I like to paint a nice complicated mess… a beach scene packed with sunbathers, coolers, umbrellas… a city street filled with cars, lights, people, signs… a work site packed with workers in neon, cones, dirt, construction vehicles.
To me, the manmade world is as peaceful and serene as any natural, uninhabited landscape. I find the manmade elements visually more beautiful and intriguing than anything else in a scene. Without the telephone poles, wires, umbrellas, people, lights, it’s just a landscape. But show me a complicated mess and I’ll find visual connections and balance and in the end a perfect calm.

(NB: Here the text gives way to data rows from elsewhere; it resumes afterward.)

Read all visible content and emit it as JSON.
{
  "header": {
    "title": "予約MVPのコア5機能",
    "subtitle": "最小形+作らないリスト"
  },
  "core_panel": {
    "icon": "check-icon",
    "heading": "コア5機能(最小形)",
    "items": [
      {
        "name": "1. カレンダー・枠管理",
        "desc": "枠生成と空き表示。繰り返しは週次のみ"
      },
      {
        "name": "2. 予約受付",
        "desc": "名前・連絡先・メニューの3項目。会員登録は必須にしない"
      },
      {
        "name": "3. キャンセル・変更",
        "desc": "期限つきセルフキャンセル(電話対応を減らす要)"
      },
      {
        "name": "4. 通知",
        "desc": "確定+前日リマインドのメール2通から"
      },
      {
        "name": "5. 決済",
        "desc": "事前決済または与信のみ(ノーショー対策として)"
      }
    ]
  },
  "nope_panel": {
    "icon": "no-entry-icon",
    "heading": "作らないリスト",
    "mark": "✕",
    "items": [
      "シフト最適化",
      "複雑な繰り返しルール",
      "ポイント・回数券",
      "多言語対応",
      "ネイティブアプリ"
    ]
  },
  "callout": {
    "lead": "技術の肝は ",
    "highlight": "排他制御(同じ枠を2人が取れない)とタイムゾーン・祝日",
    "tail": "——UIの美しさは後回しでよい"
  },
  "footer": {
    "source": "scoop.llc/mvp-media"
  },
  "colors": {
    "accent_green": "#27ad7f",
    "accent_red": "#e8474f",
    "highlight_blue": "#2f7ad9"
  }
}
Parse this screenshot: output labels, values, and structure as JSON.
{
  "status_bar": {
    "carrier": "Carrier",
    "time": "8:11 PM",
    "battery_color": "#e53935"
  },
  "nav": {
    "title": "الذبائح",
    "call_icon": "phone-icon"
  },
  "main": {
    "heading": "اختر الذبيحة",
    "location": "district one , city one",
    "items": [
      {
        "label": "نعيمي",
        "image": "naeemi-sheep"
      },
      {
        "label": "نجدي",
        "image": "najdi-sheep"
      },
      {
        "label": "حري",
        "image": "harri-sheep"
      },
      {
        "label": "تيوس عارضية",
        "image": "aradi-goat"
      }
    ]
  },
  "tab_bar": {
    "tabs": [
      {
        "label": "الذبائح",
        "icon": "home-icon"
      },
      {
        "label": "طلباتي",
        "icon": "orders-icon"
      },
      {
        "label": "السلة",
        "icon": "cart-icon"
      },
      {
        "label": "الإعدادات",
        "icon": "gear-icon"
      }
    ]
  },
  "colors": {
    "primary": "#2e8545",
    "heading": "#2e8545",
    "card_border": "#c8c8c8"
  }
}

We are limited to what our eye can focus on and I like to explore our landscapes through the varying visual acuity that occurs every day. The view through a rainy, wet windshield or a dirty, smeary window. What we see within the waves of the surf. The blurry movement of what we see driving or running or turning our head quickly…what’s visible just outside our primary focus but becomes a part of it.
While painting a scene, a story gradually appears within the shapes, and movement and colors. The viewer may find their own story. I name each painting as simply as I can – because I want the viewer to decide for themselves what it’s ultimately about. And whatever they see, if I’ve done my job, it’s a darn good story.